How to Do a Ton of Analysis in Python in the Blink of An Eye. | Analysis in Python | 1
| |

How to Do a Ton of Analysis in Python in the Blink of An Eye.

I remember the good old college days when we spent weeks analyzing survey data in SPSS. It’s interesting to see how far we have come from that point.

Today, we do all of them and a lot more in a single command before you even blink.

That’s a remarkable improvement!

This short article will share three impressive Python libraries for exploratory data analysis (EDA). Not a Python pro? Don’t worry! You can benefit from these tools even if you know nothing about Python.

They could save weeks of your data exploration and improve its quality. Also, you are going to have a lot fewer hair-pulling moments.

The first one is the most popular, then my favorite, and the last one is the most flexible. Even if you know these libraries before, the CLI wrapper I introduce in this post may help you use them at lightning speed.

The most popular Python exploratory data analysis library.

With over 7.7k stars on GitHub, Pandas-Profiling is our list’s most popular exploratory data analysis tool. It’s easy to install, straightforward to use, and impeccable in its results.

You can use either PyPI or Conda to install Pandas-Profiling.

pip install pandas-profiling
# conda install -c conda-forge pandas-profiling
Bash

The installation allows you to use the pandas-profiling CLI in your terminal window. Within seconds, it generates an HTML report with tons of analysis about your dataset.

The blink moment: Here’s a demo that shows how it works. We use the popular titanic survivor dataset for our analysis and store it in an HTML file. We then use our favorite browser to open it. Here is a live version you can play around with.

Auto generating analysis report for titanic dataset

When you open the file or the live link above, it will look like the following.

The Pandas Profiling analysis report for the Titanic dataset

The variables section is a comprehensive analysis of every variable in your dataset. It includes descriptive statistics, histograms, and common and extreme values of the variable.

In the interactions section, you can choose any two variables and create a scatterplot.

It’s a single-page dependency-free web app. You can host it with any static site hosting provider because the generated HTML is a self-contained application.

One of my favorites in this report is the correlation section. It creates a heatmap of correlations of variables. You can choose the type of correlation to use in the heatmap.

My favorite EDA library.

Though it has only 1.7k stars on GitHub, Sweetviz fascinates me in many ways. The obvious magnet is the library’s super-cool interactive HTML output. But my love for this tool is for other reasons.

You can install the library using the below command

pip install sweetviz
Bash

Sweetviz doesn’t ship with a command-line interface. But the below code creates a CLI wrapper around the library. If you want to learn more about creating nifty CLIs for your data science projects, check out my previous article on the topic.

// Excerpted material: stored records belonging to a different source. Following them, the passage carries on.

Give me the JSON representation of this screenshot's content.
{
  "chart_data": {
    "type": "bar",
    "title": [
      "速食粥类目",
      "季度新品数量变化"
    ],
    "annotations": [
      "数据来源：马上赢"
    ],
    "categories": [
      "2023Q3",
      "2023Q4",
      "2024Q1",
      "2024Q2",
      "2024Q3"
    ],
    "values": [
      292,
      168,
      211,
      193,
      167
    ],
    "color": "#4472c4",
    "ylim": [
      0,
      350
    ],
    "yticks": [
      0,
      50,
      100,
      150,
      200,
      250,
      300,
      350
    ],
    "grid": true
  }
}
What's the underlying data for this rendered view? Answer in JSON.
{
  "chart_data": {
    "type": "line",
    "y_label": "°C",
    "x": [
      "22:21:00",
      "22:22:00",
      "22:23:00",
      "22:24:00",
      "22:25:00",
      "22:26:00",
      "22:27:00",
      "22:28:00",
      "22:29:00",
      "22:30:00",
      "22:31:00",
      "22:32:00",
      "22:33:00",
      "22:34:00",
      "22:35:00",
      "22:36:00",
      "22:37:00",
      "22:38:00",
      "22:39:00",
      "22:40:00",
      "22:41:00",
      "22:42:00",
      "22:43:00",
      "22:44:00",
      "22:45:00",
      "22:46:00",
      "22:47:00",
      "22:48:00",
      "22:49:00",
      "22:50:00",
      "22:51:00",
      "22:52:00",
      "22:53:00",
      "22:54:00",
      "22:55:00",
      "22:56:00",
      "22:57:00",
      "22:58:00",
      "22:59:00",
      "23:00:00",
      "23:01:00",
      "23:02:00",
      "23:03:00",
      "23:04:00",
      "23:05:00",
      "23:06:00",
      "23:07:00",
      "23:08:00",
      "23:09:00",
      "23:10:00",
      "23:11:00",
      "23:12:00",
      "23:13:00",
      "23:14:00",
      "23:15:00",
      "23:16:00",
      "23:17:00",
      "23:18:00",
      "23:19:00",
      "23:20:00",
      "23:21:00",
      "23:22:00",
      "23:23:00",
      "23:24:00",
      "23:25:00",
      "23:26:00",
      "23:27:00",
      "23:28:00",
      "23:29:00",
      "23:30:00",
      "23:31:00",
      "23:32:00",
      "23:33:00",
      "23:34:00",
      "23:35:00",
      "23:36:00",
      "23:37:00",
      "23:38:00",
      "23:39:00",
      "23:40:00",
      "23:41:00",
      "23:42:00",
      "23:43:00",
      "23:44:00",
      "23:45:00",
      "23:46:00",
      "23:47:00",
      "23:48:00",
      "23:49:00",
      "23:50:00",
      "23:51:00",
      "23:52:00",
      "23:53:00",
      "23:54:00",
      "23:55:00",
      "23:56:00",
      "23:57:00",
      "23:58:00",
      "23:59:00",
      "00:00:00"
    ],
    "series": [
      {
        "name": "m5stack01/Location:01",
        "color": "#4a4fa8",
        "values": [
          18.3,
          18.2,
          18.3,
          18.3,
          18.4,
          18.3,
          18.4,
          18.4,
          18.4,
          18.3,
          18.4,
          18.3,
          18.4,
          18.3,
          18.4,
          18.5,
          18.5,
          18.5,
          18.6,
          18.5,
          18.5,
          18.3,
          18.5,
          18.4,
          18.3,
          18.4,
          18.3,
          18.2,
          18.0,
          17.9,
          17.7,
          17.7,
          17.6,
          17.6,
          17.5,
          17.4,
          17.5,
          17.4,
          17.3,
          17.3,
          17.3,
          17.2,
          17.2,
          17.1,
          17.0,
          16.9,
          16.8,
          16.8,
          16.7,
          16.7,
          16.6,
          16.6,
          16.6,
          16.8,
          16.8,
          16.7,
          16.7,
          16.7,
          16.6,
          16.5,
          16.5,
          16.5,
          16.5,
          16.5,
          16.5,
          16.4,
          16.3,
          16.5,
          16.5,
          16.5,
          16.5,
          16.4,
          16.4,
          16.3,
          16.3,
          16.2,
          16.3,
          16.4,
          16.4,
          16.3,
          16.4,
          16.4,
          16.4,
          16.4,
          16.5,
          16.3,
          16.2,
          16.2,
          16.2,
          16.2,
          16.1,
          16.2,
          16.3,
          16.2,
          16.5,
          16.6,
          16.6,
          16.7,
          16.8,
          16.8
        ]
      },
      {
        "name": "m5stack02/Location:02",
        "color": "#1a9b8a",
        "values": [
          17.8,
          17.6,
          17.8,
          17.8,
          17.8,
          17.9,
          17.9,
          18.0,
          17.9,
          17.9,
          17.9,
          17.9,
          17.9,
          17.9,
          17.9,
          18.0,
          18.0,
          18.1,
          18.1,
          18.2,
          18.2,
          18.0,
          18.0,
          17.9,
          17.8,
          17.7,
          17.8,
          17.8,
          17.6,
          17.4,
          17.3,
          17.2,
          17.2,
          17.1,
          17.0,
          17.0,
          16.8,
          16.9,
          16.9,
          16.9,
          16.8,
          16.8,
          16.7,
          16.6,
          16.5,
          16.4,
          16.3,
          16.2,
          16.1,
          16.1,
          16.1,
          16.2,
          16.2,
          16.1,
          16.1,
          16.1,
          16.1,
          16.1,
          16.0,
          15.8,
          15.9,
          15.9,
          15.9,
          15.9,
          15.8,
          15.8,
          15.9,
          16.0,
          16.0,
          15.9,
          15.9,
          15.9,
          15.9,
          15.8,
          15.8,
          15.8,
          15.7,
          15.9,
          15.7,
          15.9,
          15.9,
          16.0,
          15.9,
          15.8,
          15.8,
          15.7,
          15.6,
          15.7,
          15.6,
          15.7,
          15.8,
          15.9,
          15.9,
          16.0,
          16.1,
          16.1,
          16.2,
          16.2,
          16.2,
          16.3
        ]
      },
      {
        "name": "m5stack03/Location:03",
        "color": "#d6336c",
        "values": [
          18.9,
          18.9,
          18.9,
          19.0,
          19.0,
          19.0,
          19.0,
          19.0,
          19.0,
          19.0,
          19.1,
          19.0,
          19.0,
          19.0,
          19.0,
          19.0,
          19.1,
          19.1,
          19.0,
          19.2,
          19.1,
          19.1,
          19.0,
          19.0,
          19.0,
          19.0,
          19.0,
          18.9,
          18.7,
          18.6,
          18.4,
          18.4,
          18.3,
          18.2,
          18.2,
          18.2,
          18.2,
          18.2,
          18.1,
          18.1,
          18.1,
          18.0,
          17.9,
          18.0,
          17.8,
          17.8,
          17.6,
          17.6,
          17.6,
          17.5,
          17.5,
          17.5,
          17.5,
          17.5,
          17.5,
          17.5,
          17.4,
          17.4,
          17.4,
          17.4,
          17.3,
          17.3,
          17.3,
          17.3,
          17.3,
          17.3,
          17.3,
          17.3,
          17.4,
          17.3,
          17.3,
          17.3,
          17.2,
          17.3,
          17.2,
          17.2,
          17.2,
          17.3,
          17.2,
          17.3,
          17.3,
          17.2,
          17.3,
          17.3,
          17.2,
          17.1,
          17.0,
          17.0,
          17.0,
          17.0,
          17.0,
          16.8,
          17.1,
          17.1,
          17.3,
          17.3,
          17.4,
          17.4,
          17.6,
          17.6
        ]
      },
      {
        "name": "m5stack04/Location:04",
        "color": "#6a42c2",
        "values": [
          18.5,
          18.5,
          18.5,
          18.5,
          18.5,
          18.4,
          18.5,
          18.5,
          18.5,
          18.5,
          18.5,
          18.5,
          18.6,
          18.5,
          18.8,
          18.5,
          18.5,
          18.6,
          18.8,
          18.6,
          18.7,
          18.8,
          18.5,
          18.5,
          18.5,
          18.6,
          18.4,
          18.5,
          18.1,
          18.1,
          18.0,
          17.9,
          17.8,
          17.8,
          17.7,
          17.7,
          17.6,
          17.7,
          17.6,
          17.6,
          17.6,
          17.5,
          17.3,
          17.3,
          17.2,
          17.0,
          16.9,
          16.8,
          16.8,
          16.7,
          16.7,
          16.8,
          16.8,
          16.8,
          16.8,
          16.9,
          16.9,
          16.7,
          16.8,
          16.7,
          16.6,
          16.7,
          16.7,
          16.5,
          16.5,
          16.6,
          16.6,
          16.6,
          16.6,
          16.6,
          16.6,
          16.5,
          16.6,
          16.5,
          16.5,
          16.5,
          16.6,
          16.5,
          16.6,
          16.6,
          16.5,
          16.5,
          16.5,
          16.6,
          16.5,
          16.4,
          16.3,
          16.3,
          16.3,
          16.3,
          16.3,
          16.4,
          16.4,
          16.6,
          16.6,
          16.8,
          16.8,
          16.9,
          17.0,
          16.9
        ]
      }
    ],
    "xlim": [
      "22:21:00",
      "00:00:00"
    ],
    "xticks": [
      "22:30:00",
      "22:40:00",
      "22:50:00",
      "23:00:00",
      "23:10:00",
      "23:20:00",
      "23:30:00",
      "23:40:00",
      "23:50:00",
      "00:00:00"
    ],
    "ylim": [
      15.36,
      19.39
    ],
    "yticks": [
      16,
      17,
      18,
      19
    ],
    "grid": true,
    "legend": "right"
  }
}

The complete code is available in the Github repository. Non-python users can follow the instructions there to get started quickly.

The primary usage of Sweetviz with the CLI.

import pandas as pd
import sweetviz as sv

import typer
app = typer.Typer()


@app.command()
def report(input_path: str):
    # Read CSV file from the argument
    df = pd.read_csv(input_path)

    # Generate a reporte.
    report = sv.analyze(df)

    # Render HTML report in your default browser.
    report.show_html()

# -------------------- MORE FEATURES HERE, LATER -----------------


if __name__ == "__main__":
    app()
Python

For the above script to work,

  1. Copy the content to a file called sweet(note that the file doesn’t have an extension);
  2. Make the file executable. You can do it with chmod +x sweet, and;
  3. Add the current directory to the system path with export PATH=$PATH:$PWD.

The blink moment: This creates the CLI we need to generate EDAs quicker. Here’s the primary usage of it.

Generating analysis for Titanic dataset with Sweetwiz command line interface (CLI)

The above example generates a detailed report about the dataset and opens it in the browser. The output may look like the one below. A live version is available too.

Sweetwiz analysis for Titanic dataset.

You may see Sweetviz gives almost the same information Pandas-Profiling does. Sweetviz, too, generates a self-contained HTML. You can host it with static hosting solutions such as GitHub pages.

Sweetviz is my favorite in two of its remarkable features — dataset comparisons and setting target variables. We’ll look at them one by one and then together.

Comparing datasets with Sweetviz in a CLI.

Update the sweet file we created with the below content. You can paste it below the ‘MORE FEATURES’ line. This function gives extra capability to your CLI — comparison.

# -------------------- MORE FEATURES HERE, LATER -----------------
@app.command()
def compare(input1: str, input2: str):
    # Read CSV files from the arguments
    df1, df2 = pd.read_csv(input1), pd.read_csv(input2)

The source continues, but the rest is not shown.